Change is what happens when you mix creativity and energy. An effective organization is a changing organization. You can’t reverse that equation, because it’s possible for management to change the look, the staff, the location, and a thousand other things about an organization in an attempt to produce effectiveness artificially.

Change that does not emerge from a healthy combination of creativity and energy will feel synthetic. Creativity combined with energy produces change from within. Changes imposed from outside feel like impositions. Changes from within are self-regulated and guided by realism.

Here are three methods of building energy, creativity, and change:

Analyze the steps used to solve a very difficult problem: Think of one that you or a team member handled in recent months. What did you do?

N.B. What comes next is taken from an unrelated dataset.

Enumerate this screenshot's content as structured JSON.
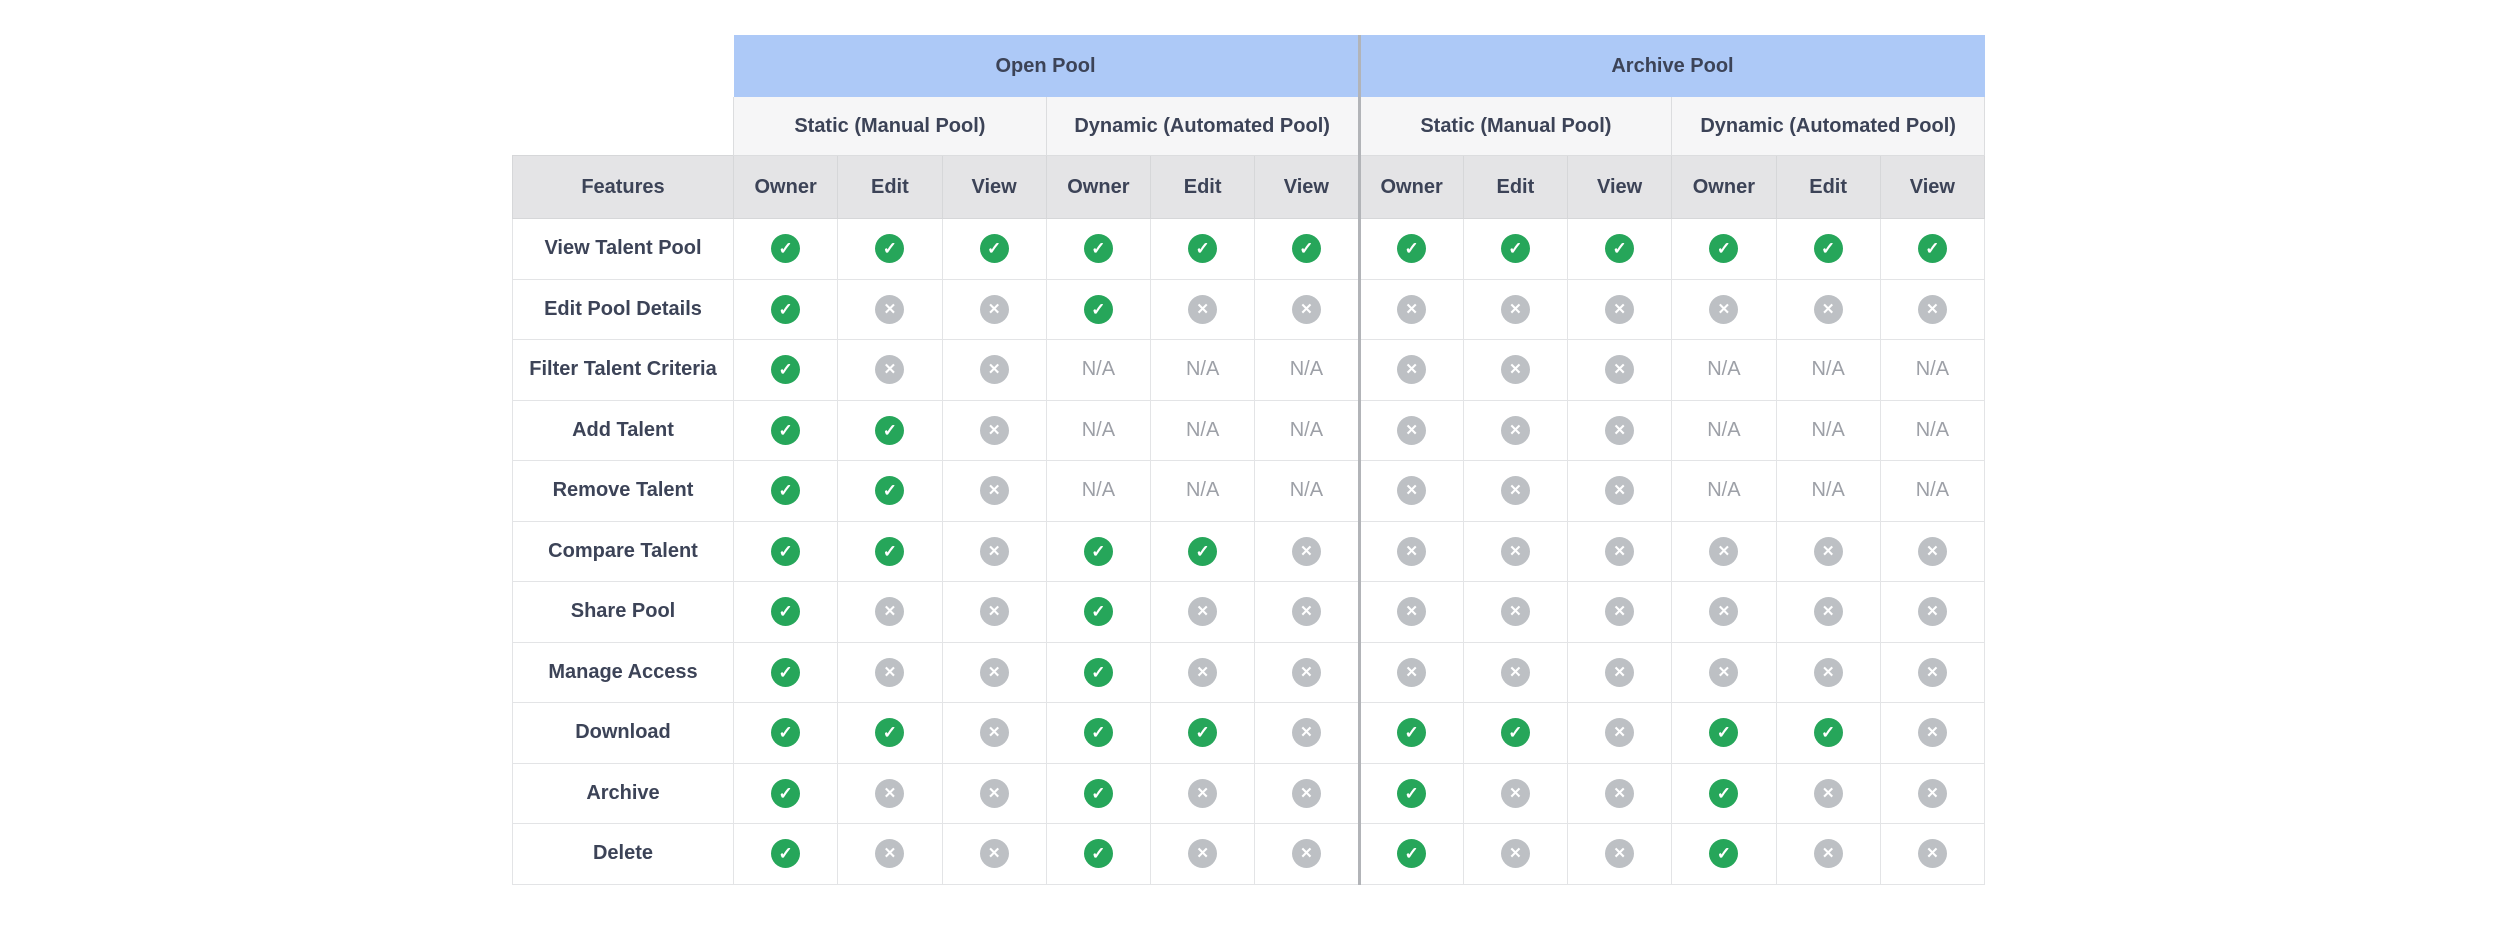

Consider your team from an outsider’s perspective: Learn what "vibes" the average customer picks up when initially meeting any of your team members.

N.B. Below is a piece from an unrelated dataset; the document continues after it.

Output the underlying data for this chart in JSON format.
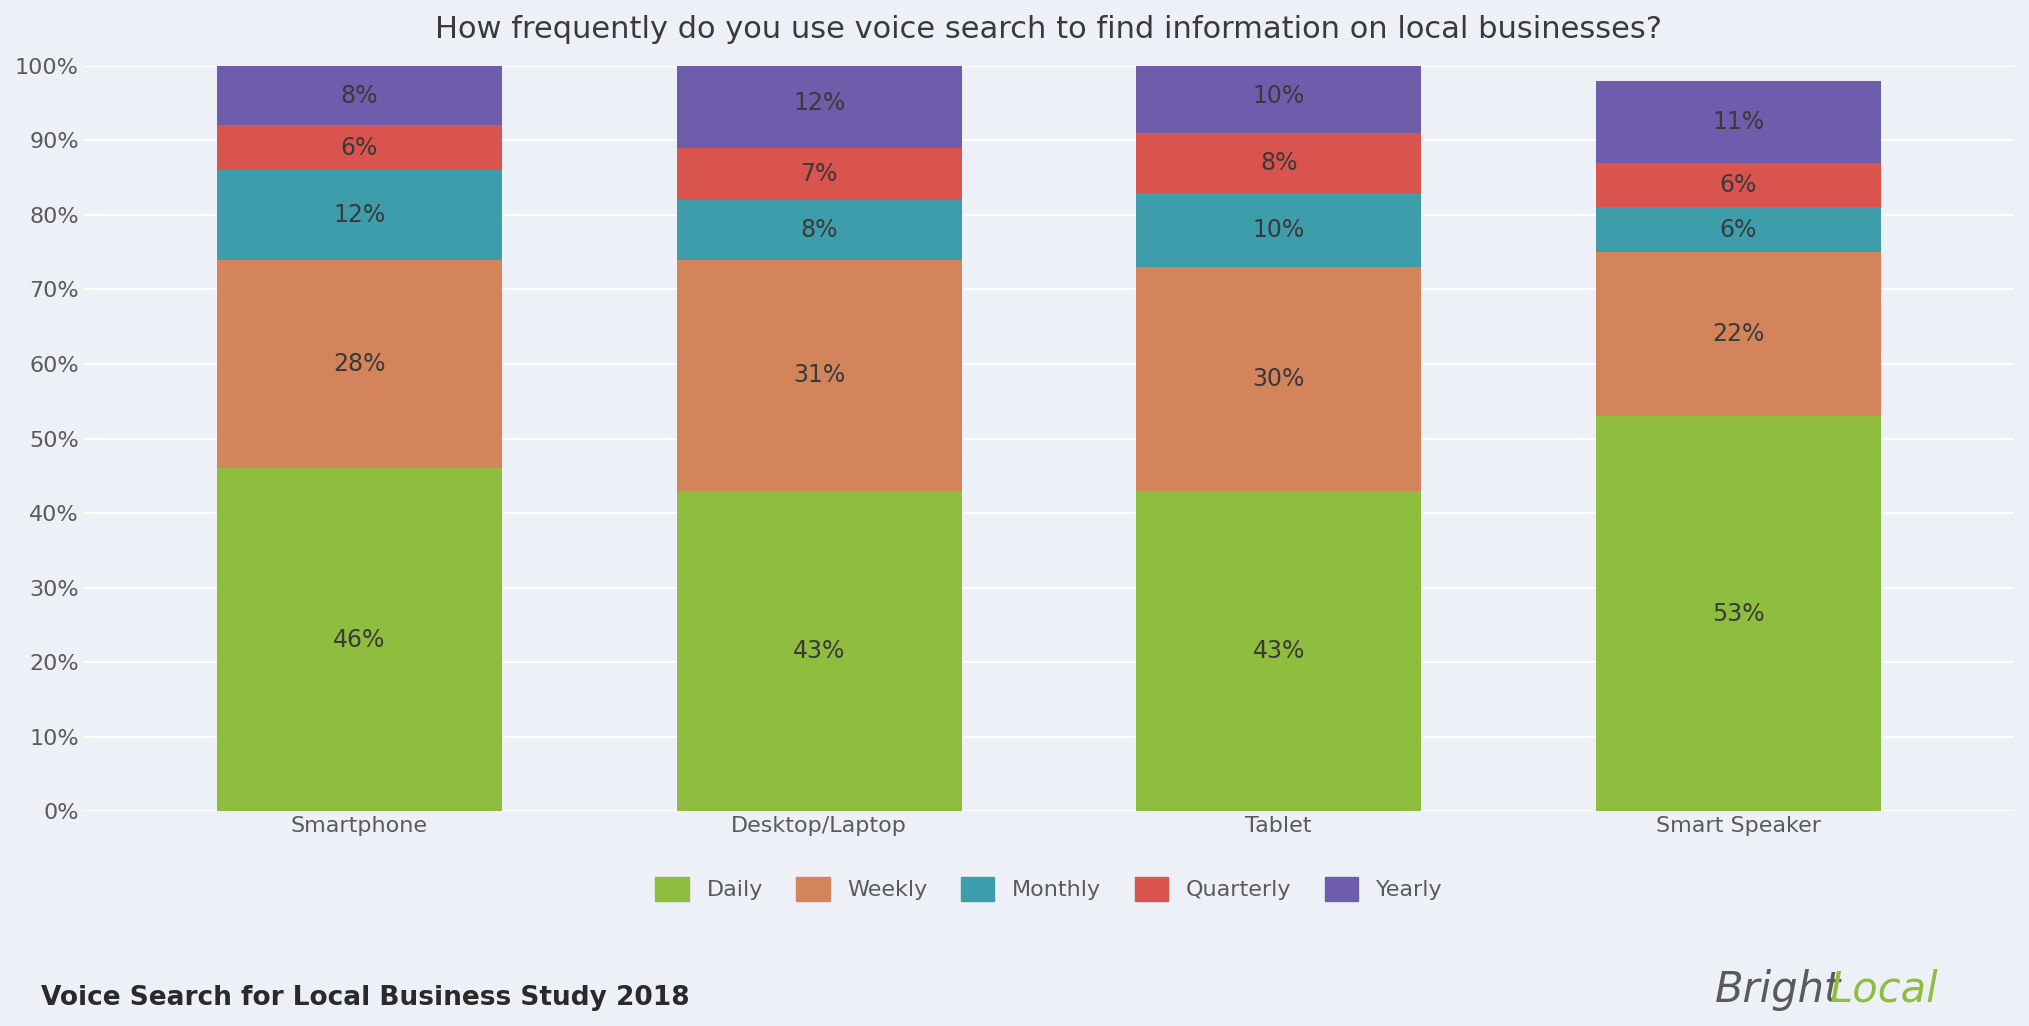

Identify a change you can initiate right now: What one thing could you do at this point to make your organization more effective?

"Team morale and customer service,
on a scale of 1-10, receive the same score."

Monday, November 3, 2008

24 Lessons in High-Performance Management

Lesson Six
Practice Humanagement

Humanagement is simply the ability to use the job to develop the person while having fun in the process. My entire emphasis changed as I stopped managing my people like a herd of livestock and began leading them as people. It occurred to me I could help each individual unlock his or her talent, as well as:

• Set more meaningful goals (personal and professional).
• Better understand and plan their time.
• Use more of their creativity.
• Better handle their stress.
• Feel safe pushing their envelope.

If I had an office full of happy, growing people, I thought, there’s no telling what we could accomplish. Sure enough, when they began going home at night with their minds renewed and enriched instead of sore, tired, and aggravated, our entire universe expanded beyond anything we would have previously thought possible.

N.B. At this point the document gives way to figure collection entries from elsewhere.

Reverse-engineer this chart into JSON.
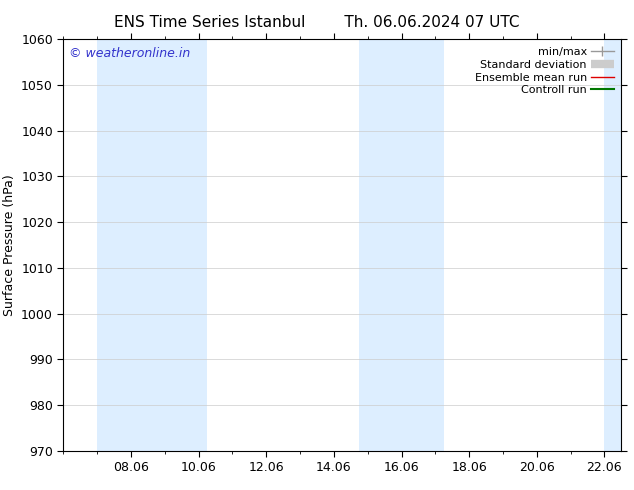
{
  "title_left": "ENS Time Series Istanbul",
  "title_right": "Th. 06.06.2024 07 UTC",
  "ylabel": "Surface Pressure (hPa)",
  "ylim": [
    970,
    1060
  ],
  "yticks": [
    970,
    980,
    990,
    1000,
    1010,
    1020,
    1030,
    1040,
    1050,
    1060
  ],
  "xlim_start": 6.0,
  "xlim_end": 22.5,
  "xtick_positions": [
    8,
    10,
    12,
    14,
    16,
    18,
    20,
    22
  ],
  "xtick_labels": [
    "08.06",
    "10.06",
    "12.06",
    "14.06",
    "16.06",
    "18.06",
    "20.06",
    "22.06"
  ],
  "shaded_bands": [
    {
      "x_start": 7.0,
      "x_end": 10.25
    },
    {
      "x_start": 14.75,
      "x_end": 17.25
    },
    {
      "x_start": 22.0,
      "x_end": 22.5
    }
  ],
  "band_color": "#ddeeff",
  "background_color": "#ffffff",
  "watermark_text": "© weatheronline.in",
  "watermark_color": "#3333cc",
  "legend_items": [
    {
      "label": "min/max",
      "color": "#999999",
      "lw": 1,
      "type": "minmax"
    },
    {
      "label": "Standard deviation",
      "color": "#cccccc",
      "lw": 6,
      "type": "band"
    },
    {
      "label": "Ensemble mean run",
      "color": "#dd0000",
      "lw": 1,
      "type": "line"
    },
    {
      "label": "Controll run",
      "color": "#007700",
      "lw": 1.5,
      "type": "line"
    }
  ],
  "grid_color": "#cccccc",
  "title_fontsize": 11,
  "ylabel_fontsize": 9,
  "tick_labelsize": 9,
  "watermark_fontsize": 9,
  "legend_fontsize": 8,
  "figsize": [
    6.34,
    4.9
  ],
  "dpi": 100
}
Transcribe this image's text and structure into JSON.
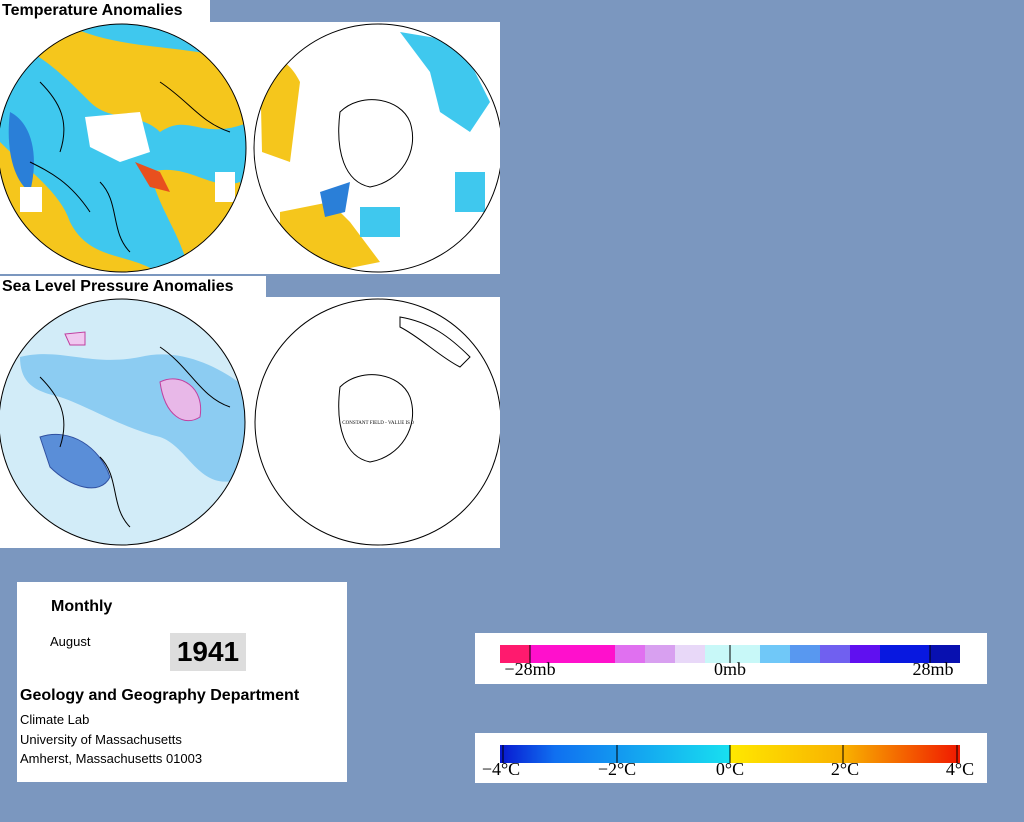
{
  "panels": [
    {
      "title": "Temperature Anomalies"
    },
    {
      "title": "Sea Level Pressure Anomalies",
      "note": "CONSTANT FIELD - VALUE IS 0"
    }
  ],
  "info": {
    "period": "Monthly",
    "month": "August",
    "year": "1941",
    "department": "Geology and Geography Department",
    "lines": [
      "Climate Lab",
      "University of Massachusetts",
      "Amherst, Massachusetts 01003"
    ]
  },
  "legends": [
    {
      "labels": [
        "−28mb",
        "0mb",
        "28mb"
      ]
    },
    {
      "labels": [
        "−4°C",
        "−2°C",
        "0°C",
        "2°C",
        "4°C"
      ]
    }
  ]
}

Don’t forget the “while having fun in the process” part. I don’t mean you open the office with a joke every morning. My experience has proven time and again that people who grow and develop and become more capable of handling problems are happier. They are happier because they are more fulfilled and actualized. When employees become more fulfilled and actualized, morale goes up. With higher morale comes higher productivity. I’ve never seen it fail.

Staff turnover also drops. With low staff turnover comes more bonding and team spirit. High turnover results in suspicion and a lack of personal investment in the job. It’s difficult to feel a part of an organization if the probability of losing your job is high. There are the managers who swear their organization has a terrific atmosphere, but people leave because the money is not competitive. There are also bureaucracies where people stay forever, even though they are miserable. A good logo for them would be: “Repeating Yesterday, Inc; Home of the Living Dead.”

Nobody is having fun in either case. People leave organizations because they’re not happy, not because there's more money elsewhere. The value of having fun on the job ranks above money. Enjoyable work in an enjoyable environment exerts a stronger hold on people than higher wages in an unpleasant job and environment. Here are three ways to help get positioned and mentally prepared to practice Humanagement:

Decide on ways to practice Humangement: Think about ways you can set a better example for your team.

Rate yourself from the perspective of your team members: If you ask them to rate how much fun they have working for you, what grade would they give you?

Imagine yourself the topic of conversation: If you were a fly on the wall in the homes of the people who work for you, what would they be saying about you in the evening?

"Help a team member grow, and you will receive respect in return."